Once ready we get in the back of the van with all canvas sheets down. It feels like getting blindfolded. Trough some holes we can see the first camp signs. At that moment we are aware of hands trying to get into the truck to check out the cargo. The adrenaline is pumping! The truck stops, and we are allowed to get out from underneath the canvas sheets. Boom! There we are. People are gathering from all around, we smell burned plastic, we hear foreign languages but also music. It immediately feels like a third world country, only it’s not. Then it starts! ‘One line, one line!’ the volunteers keep shouting, in a friendly way. It’s important to be nice at all times. In no time the queue is longer than the eye can see. With four people we try to protect the truck, since not everyone is willing to wait. It’s a big hassle getting the right size and the right shoe for everyone. You feel the energy around the distribution go up and down. We try to keep calm and be nice and keep everything organised the best we can.
After five hours straight we are totally exhausted. We need to go home, but decide to quickly visit a part of the camp. We are invited in a small restaurant where two Syrians offer us to join their meal.
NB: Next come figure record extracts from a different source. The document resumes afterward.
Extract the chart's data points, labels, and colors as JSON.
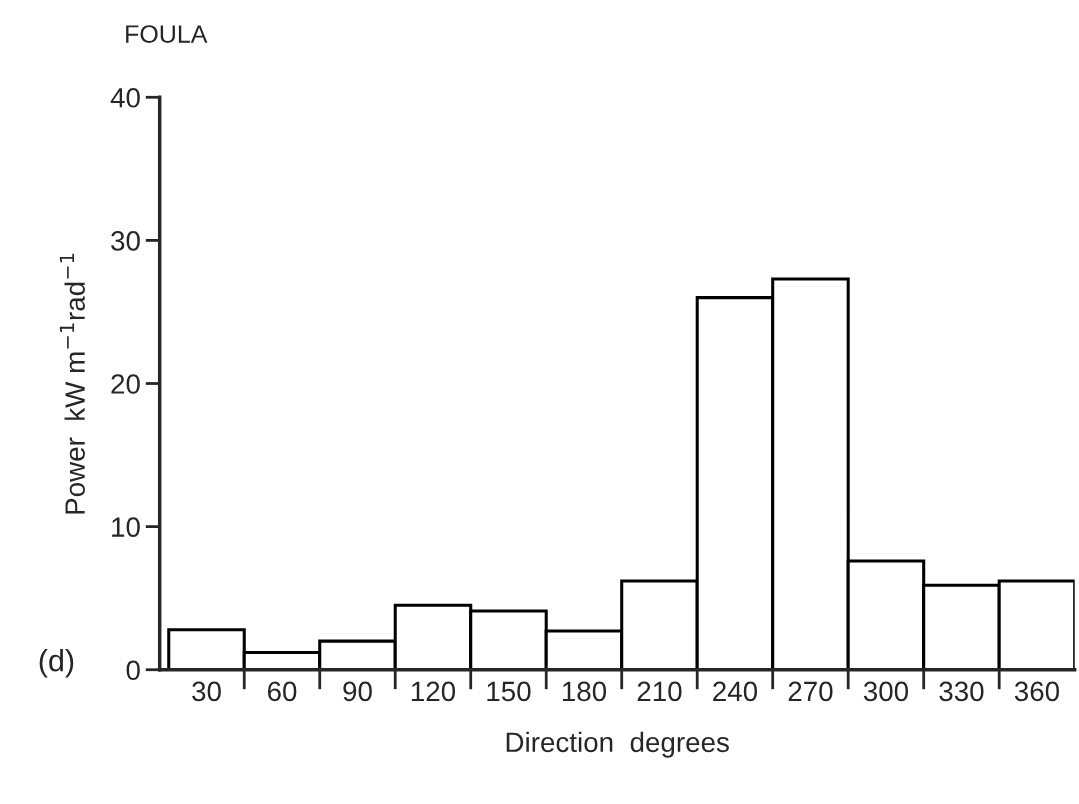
{
  "chart_data": {
    "type": "bar",
    "title": "FOULA",
    "xlabel": "Direction  degrees",
    "ylabel": "Power  kW m$^{−1}$rad$^{−1}$",
    "categories": [
      "30",
      "60",
      "90",
      "120",
      "150",
      "180",
      "210",
      "240",
      "270",
      "300",
      "330",
      "360"
    ],
    "values": [
      2.8,
      1.2,
      2.0,
      4.5,
      4.1,
      2.7,
      6.2,
      26.0,
      27.3,
      7.6,
      5.9,
      6.2
    ],
    "color": "#ffffff",
    "ylim": [
      0,
      40
    ],
    "yticks": [
      0,
      10,
      20,
      30,
      40
    ],
    "grid": false,
    "annotations": [
      "(d)"
    ]
  }
}
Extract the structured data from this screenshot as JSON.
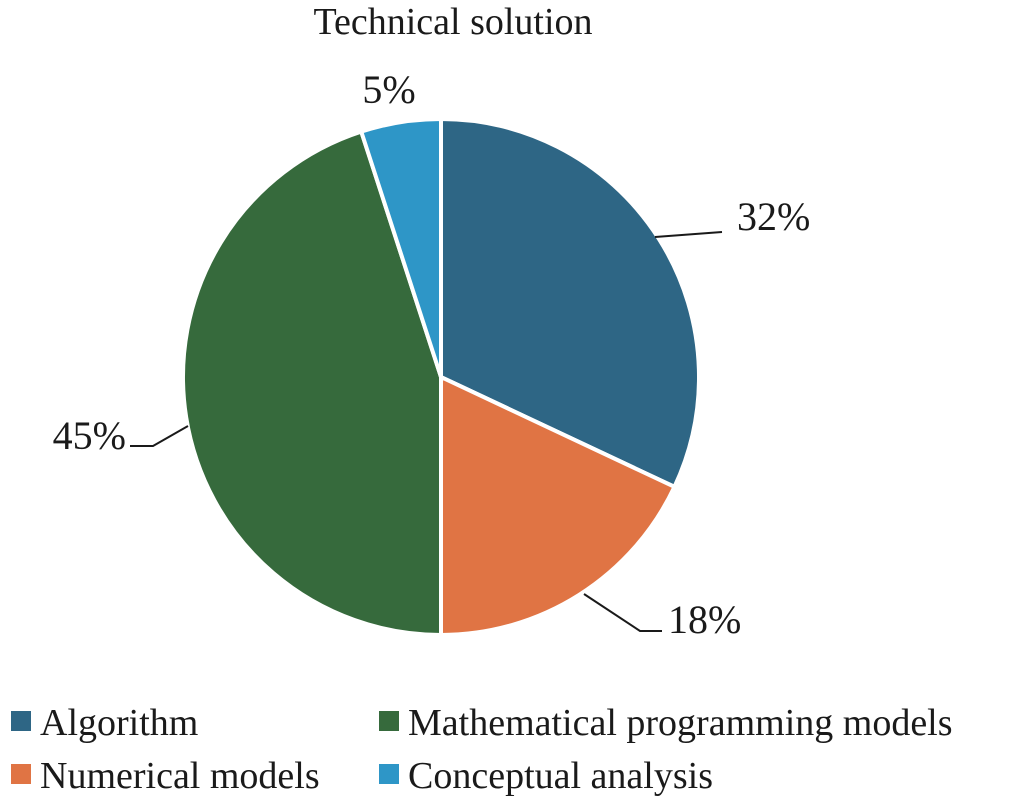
{
  "chart_data": {
    "type": "pie",
    "title": "Technical solution",
    "start_angle_deg": 0,
    "direction": "clockwise",
    "slices": [
      {
        "label": "Algorithm",
        "value": 32,
        "display": "32%",
        "color": "#2e6685"
      },
      {
        "label": "Numerical models",
        "value": 18,
        "display": "18%",
        "color": "#e07444"
      },
      {
        "label": "Mathematical programming models",
        "value": 45,
        "display": "45%",
        "color": "#366a3c"
      },
      {
        "label": "Conceptual analysis",
        "value": 5,
        "display": "5%",
        "color": "#2e96c7"
      }
    ],
    "legend": {
      "position": "bottom",
      "order": [
        "Algorithm",
        "Mathematical programming models",
        "Numerical models",
        "Conceptual analysis"
      ]
    }
  }
}
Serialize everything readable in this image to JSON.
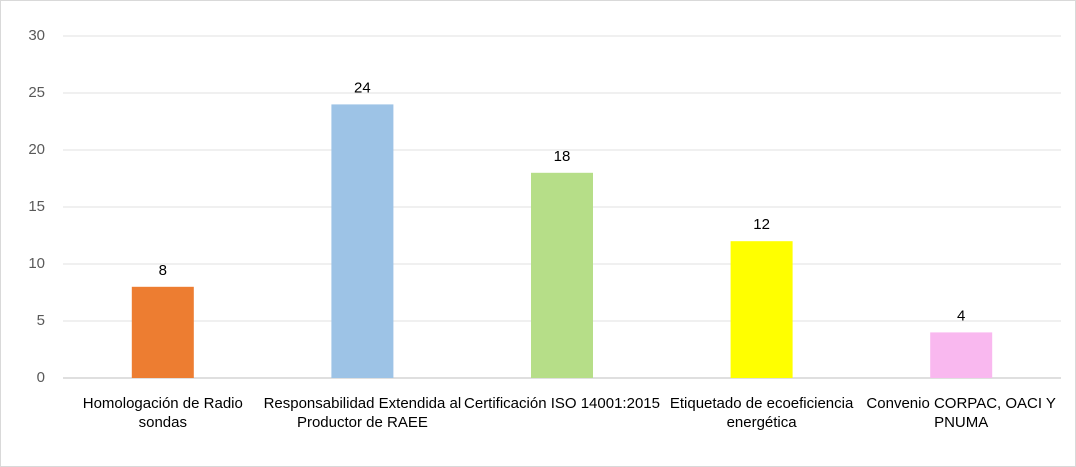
{
  "chart_data": {
    "type": "bar",
    "categories": [
      "Homologación de Radio sondas",
      "Responsabilidad Extendida al Productor de RAEE",
      "Certificación ISO 14001:2015",
      "Etiquetado de ecoeficiencia energética",
      "Convenio CORPAC, OACI Y PNUMA"
    ],
    "values": [
      8,
      24,
      18,
      12,
      4
    ],
    "colors": [
      "#ed7d31",
      "#9dc3e6",
      "#b6de88",
      "#ffff00",
      "#f9b8ef"
    ],
    "ylim": [
      0,
      30
    ],
    "yticks": [
      0,
      5,
      10,
      15,
      20,
      25,
      30
    ],
    "grid": true
  }
}
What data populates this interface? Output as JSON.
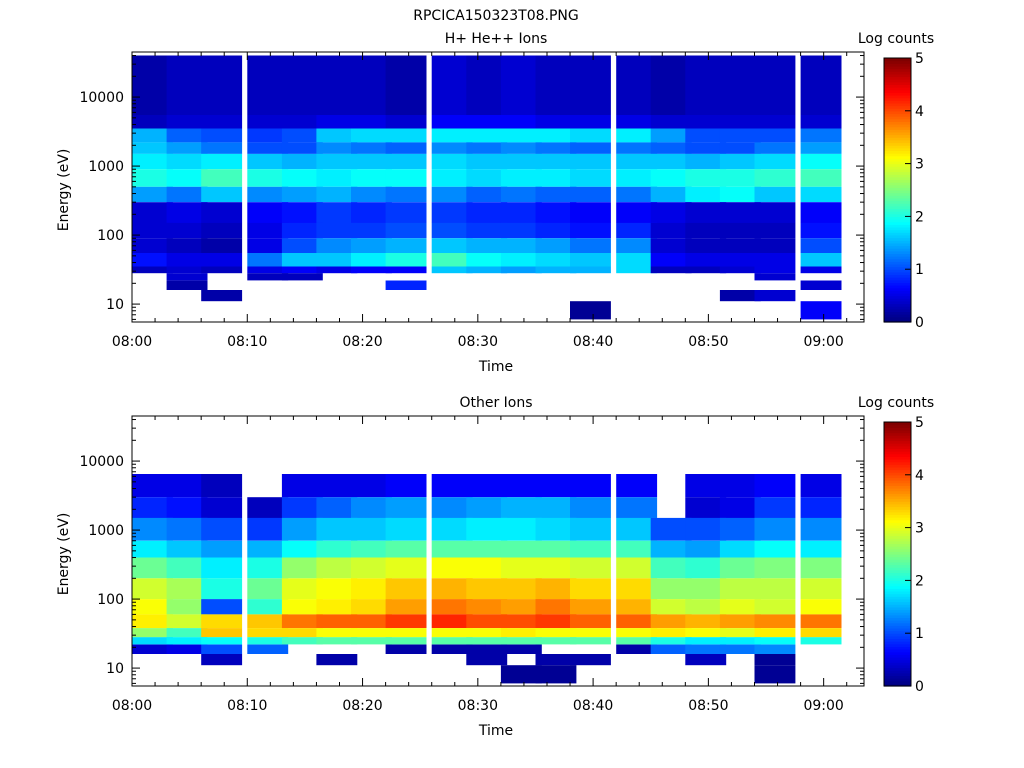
{
  "figure_title": "RPCICA150323T08.PNG",
  "chart_data": [
    {
      "type": "heatmap",
      "title": "H+ He++ Ions",
      "xlabel": "Time",
      "ylabel": "Energy (eV)",
      "x_tick_labels": [
        "08:00",
        "08:10",
        "08:20",
        "08:30",
        "08:40",
        "08:50",
        "09:00"
      ],
      "y_tick_labels": [
        "10",
        "100",
        "1000",
        "10000"
      ],
      "y_scale": "log",
      "colorbar": {
        "label": "Log counts",
        "ticks": [
          "0",
          "1",
          "2",
          "3",
          "4",
          "5"
        ],
        "range": [
          0,
          5
        ]
      },
      "time_bins": [
        "08:00",
        "08:03",
        "08:06",
        "08:10",
        "08:13",
        "08:16",
        "08:19",
        "08:22",
        "08:26",
        "08:29",
        "08:32",
        "08:35",
        "08:38",
        "08:42",
        "08:45",
        "08:48",
        "08:51",
        "08:54",
        "08:58"
      ],
      "energy_bands": [
        {
          "energy_range_eV": [
            5500,
            40000
          ],
          "log_counts": [
            0.2,
            0.3,
            0.3,
            0.3,
            0.3,
            0.3,
            0.3,
            0.2,
            0.4,
            0.3,
            0.4,
            0.3,
            0.3,
            0.3,
            0.2,
            0.3,
            0.3,
            0.3,
            0.3
          ]
        },
        {
          "energy_range_eV": [
            3500,
            5500
          ],
          "log_counts": [
            0.3,
            0.4,
            0.4,
            0.4,
            0.4,
            0.5,
            0.5,
            0.4,
            0.6,
            0.6,
            0.6,
            0.5,
            0.5,
            0.5,
            0.4,
            0.4,
            0.4,
            0.4,
            0.4
          ]
        },
        {
          "energy_range_eV": [
            2200,
            3500
          ],
          "log_counts": [
            1.5,
            1.1,
            1.0,
            0.9,
            1.0,
            1.6,
            1.7,
            1.7,
            1.8,
            1.8,
            1.8,
            1.8,
            1.7,
            1.8,
            1.4,
            1.0,
            1.0,
            1.0,
            1.2
          ]
        },
        {
          "energy_range_eV": [
            1500,
            2200
          ],
          "log_counts": [
            1.6,
            1.4,
            1.2,
            1.0,
            1.0,
            1.3,
            1.2,
            1.1,
            1.3,
            1.2,
            1.3,
            1.2,
            1.1,
            1.2,
            1.1,
            1.0,
            1.0,
            1.2,
            1.4
          ]
        },
        {
          "energy_range_eV": [
            900,
            1500
          ],
          "log_counts": [
            1.8,
            1.7,
            1.8,
            1.6,
            1.5,
            1.6,
            1.6,
            1.6,
            1.7,
            1.6,
            1.6,
            1.6,
            1.6,
            1.6,
            1.6,
            1.5,
            1.6,
            1.7,
            1.9
          ]
        },
        {
          "energy_range_eV": [
            500,
            900
          ],
          "log_counts": [
            2.0,
            1.9,
            2.2,
            2.0,
            1.9,
            1.8,
            1.9,
            1.9,
            1.8,
            1.7,
            1.8,
            1.8,
            1.7,
            1.8,
            1.9,
            2.0,
            2.0,
            2.1,
            2.2
          ]
        },
        {
          "energy_range_eV": [
            300,
            500
          ],
          "log_counts": [
            1.4,
            1.2,
            1.6,
            1.3,
            1.4,
            1.5,
            1.3,
            1.2,
            1.3,
            1.1,
            1.2,
            1.1,
            1.1,
            1.2,
            1.5,
            1.8,
            1.9,
            1.6,
            1.7
          ]
        },
        {
          "energy_range_eV": [
            150,
            300
          ],
          "log_counts": [
            0.4,
            0.5,
            0.4,
            0.6,
            0.7,
            0.9,
            0.8,
            0.9,
            0.9,
            0.8,
            0.8,
            0.7,
            0.6,
            0.6,
            0.5,
            0.4,
            0.4,
            0.4,
            0.6
          ]
        },
        {
          "energy_range_eV": [
            90,
            150
          ],
          "log_counts": [
            0.4,
            0.4,
            0.3,
            0.5,
            0.8,
            0.9,
            0.9,
            1.0,
            1.0,
            0.9,
            0.9,
            0.8,
            0.7,
            0.8,
            0.4,
            0.3,
            0.3,
            0.3,
            0.7
          ]
        },
        {
          "energy_range_eV": [
            55,
            90
          ],
          "log_counts": [
            0.4,
            0.3,
            0.2,
            0.5,
            1.0,
            1.3,
            1.4,
            1.5,
            1.6,
            1.5,
            1.5,
            1.4,
            1.2,
            1.3,
            0.4,
            0.3,
            0.3,
            0.3,
            1.0
          ]
        },
        {
          "energy_range_eV": [
            35,
            55
          ],
          "log_counts": [
            0.7,
            0.5,
            0.5,
            1.2,
            1.6,
            1.6,
            1.8,
            2.0,
            2.2,
            1.9,
            1.8,
            1.7,
            1.6,
            1.7,
            0.6,
            0.5,
            0.5,
            0.5,
            1.6
          ]
        },
        {
          "energy_range_eV": [
            28,
            35
          ],
          "log_counts": [
            0.3,
            0.4,
            0.3,
            0.5,
            0.6,
            0.5,
            0.6,
            0.6,
            1.6,
            1.5,
            1.4,
            1.5,
            1.5,
            1.7,
            0.3,
            0.3,
            0.4,
            0.5,
            0.5
          ]
        },
        {
          "energy_range_eV": [
            22,
            28
          ],
          "log_counts": [
            null,
            0.4,
            null,
            0.3,
            0.3,
            null,
            null,
            null,
            null,
            null,
            null,
            null,
            null,
            null,
            null,
            null,
            null,
            0.4,
            null
          ]
        },
        {
          "energy_range_eV": [
            16,
            22
          ],
          "log_counts": [
            null,
            0.2,
            null,
            null,
            null,
            null,
            null,
            0.8,
            null,
            null,
            null,
            null,
            null,
            null,
            null,
            null,
            null,
            null,
            0.4
          ]
        },
        {
          "energy_range_eV": [
            11,
            16
          ],
          "log_counts": [
            null,
            null,
            0.2,
            null,
            null,
            null,
            null,
            null,
            null,
            null,
            null,
            null,
            null,
            null,
            null,
            null,
            0.2,
            0.4,
            null
          ]
        },
        {
          "energy_range_eV": [
            6,
            11
          ],
          "log_counts": [
            null,
            null,
            null,
            null,
            null,
            null,
            null,
            null,
            null,
            null,
            null,
            null,
            0.1,
            null,
            null,
            null,
            null,
            null,
            0.6
          ]
        }
      ]
    },
    {
      "type": "heatmap",
      "title": "Other Ions",
      "xlabel": "Time",
      "ylabel": "Energy (eV)",
      "x_tick_labels": [
        "08:00",
        "08:10",
        "08:20",
        "08:30",
        "08:40",
        "08:50",
        "09:00"
      ],
      "y_tick_labels": [
        "10",
        "100",
        "1000",
        "10000"
      ],
      "y_scale": "log",
      "colorbar": {
        "label": "Log counts",
        "ticks": [
          "0",
          "1",
          "2",
          "3",
          "4",
          "5"
        ],
        "range": [
          0,
          5
        ]
      },
      "time_bins": [
        "08:00",
        "08:03",
        "08:06",
        "08:10",
        "08:13",
        "08:16",
        "08:19",
        "08:22",
        "08:26",
        "08:29",
        "08:32",
        "08:35",
        "08:38",
        "08:42",
        "08:45",
        "08:48",
        "08:51",
        "08:54",
        "08:58"
      ],
      "energy_bands": [
        {
          "energy_range_eV": [
            3000,
            6500
          ],
          "log_counts": [
            0.5,
            0.5,
            0.3,
            null,
            0.5,
            0.5,
            0.5,
            0.6,
            0.6,
            0.6,
            0.6,
            0.6,
            0.6,
            0.6,
            null,
            0.5,
            0.5,
            0.6,
            0.5
          ]
        },
        {
          "energy_range_eV": [
            1500,
            3000
          ],
          "log_counts": [
            0.8,
            0.7,
            0.4,
            0.3,
            0.9,
            1.1,
            1.3,
            1.4,
            1.3,
            1.4,
            1.5,
            1.5,
            1.3,
            1.2,
            null,
            0.4,
            0.5,
            0.9,
            0.8
          ]
        },
        {
          "energy_range_eV": [
            700,
            1500
          ],
          "log_counts": [
            1.3,
            1.2,
            1.0,
            0.9,
            1.4,
            1.6,
            1.6,
            1.7,
            1.7,
            1.8,
            1.8,
            1.7,
            1.6,
            1.6,
            1.0,
            1.0,
            1.1,
            1.3,
            1.3
          ]
        },
        {
          "energy_range_eV": [
            400,
            700
          ],
          "log_counts": [
            1.8,
            1.6,
            1.4,
            1.5,
            1.9,
            2.1,
            2.2,
            2.3,
            2.3,
            2.3,
            2.3,
            2.3,
            2.2,
            2.2,
            1.5,
            1.4,
            1.7,
            1.9,
            1.8
          ]
        },
        {
          "energy_range_eV": [
            200,
            400
          ],
          "log_counts": [
            2.4,
            2.2,
            1.8,
            2.0,
            2.6,
            2.8,
            2.9,
            3.0,
            3.1,
            3.1,
            3.0,
            3.0,
            2.9,
            2.9,
            2.2,
            2.1,
            2.4,
            2.5,
            2.5
          ]
        },
        {
          "energy_range_eV": [
            100,
            200
          ],
          "log_counts": [
            2.9,
            2.7,
            2.0,
            2.4,
            3.0,
            3.1,
            3.2,
            3.4,
            3.5,
            3.4,
            3.4,
            3.5,
            3.3,
            3.3,
            2.6,
            2.6,
            2.8,
            2.8,
            2.9
          ]
        },
        {
          "energy_range_eV": [
            60,
            100
          ],
          "log_counts": [
            3.1,
            2.6,
            1.0,
            2.1,
            3.1,
            3.2,
            3.3,
            3.6,
            3.8,
            3.7,
            3.6,
            3.8,
            3.6,
            3.5,
            2.9,
            2.8,
            3.0,
            2.9,
            3.1
          ]
        },
        {
          "energy_range_eV": [
            38,
            60
          ],
          "log_counts": [
            3.2,
            2.9,
            3.3,
            3.4,
            3.8,
            3.9,
            3.9,
            4.1,
            4.2,
            4.0,
            4.0,
            4.1,
            3.9,
            3.9,
            3.6,
            3.5,
            3.6,
            3.7,
            3.8
          ]
        },
        {
          "energy_range_eV": [
            28,
            38
          ],
          "log_counts": [
            2.6,
            2.2,
            3.4,
            3.3,
            3.3,
            3.1,
            3.1,
            3.1,
            3.1,
            3.1,
            3.2,
            3.1,
            3.1,
            3.1,
            3.2,
            3.1,
            3.0,
            3.2,
            3.3
          ]
        },
        {
          "energy_range_eV": [
            22,
            28
          ],
          "log_counts": [
            1.7,
            1.8,
            1.9,
            2.0,
            2.2,
            2.3,
            2.3,
            2.3,
            2.3,
            2.3,
            2.3,
            2.3,
            2.3,
            2.3,
            2.0,
            1.8,
            1.8,
            1.9,
            2.0
          ]
        },
        {
          "energy_range_eV": [
            16,
            22
          ],
          "log_counts": [
            0.4,
            0.5,
            1.0,
            1.1,
            null,
            null,
            null,
            0.2,
            0.2,
            0.2,
            0.2,
            null,
            null,
            0.2,
            1.1,
            1.2,
            1.2,
            1.3,
            null
          ]
        },
        {
          "energy_range_eV": [
            11,
            16
          ],
          "log_counts": [
            null,
            null,
            0.3,
            null,
            null,
            0.2,
            null,
            null,
            null,
            0.2,
            null,
            0.2,
            0.2,
            null,
            null,
            0.3,
            null,
            0.1,
            null
          ]
        },
        {
          "energy_range_eV": [
            6,
            11
          ],
          "log_counts": [
            null,
            null,
            null,
            null,
            null,
            null,
            null,
            null,
            null,
            null,
            0.1,
            0.1,
            null,
            null,
            null,
            null,
            null,
            0.1,
            null
          ]
        }
      ]
    }
  ]
}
It’s delicious and we try to make some proper contact. The two guys have been living around 2 and 3 weeks in the camp and they invite us to their tents later on. We finish our meal and walk a bit more. On the main street we meet two girls from Eritrea and once again we are being invited to their tents. The conditions are bad; sleeping on pallets, no warm clothing and not much food. We take notes and hope to be able to bring some stuff personally in the next days. We leave and see the two Syrians again heading off to the tents. With three other people we enter a small tent, suitable for one person. They want to know if Wendy is married, and try to propose to get a one way ticket to the Netherlands. They ask if they can join us to Amsterdam and at the same time we are offered a Snickers bar. We feel sad that we can’t really help these people. We take a 20 minute walk back to our van. Just as we leave, we notice a man making the same distance back to the camp, only with a broken leg. We decide to give him a ride back to the camp and a backpack filled with food and drinks.
Once back home it feels unreal! It takes time to get back into our own lives again. Later that night Samantha and I are discussing the best way to distribute. It’s gonna be a big challenge!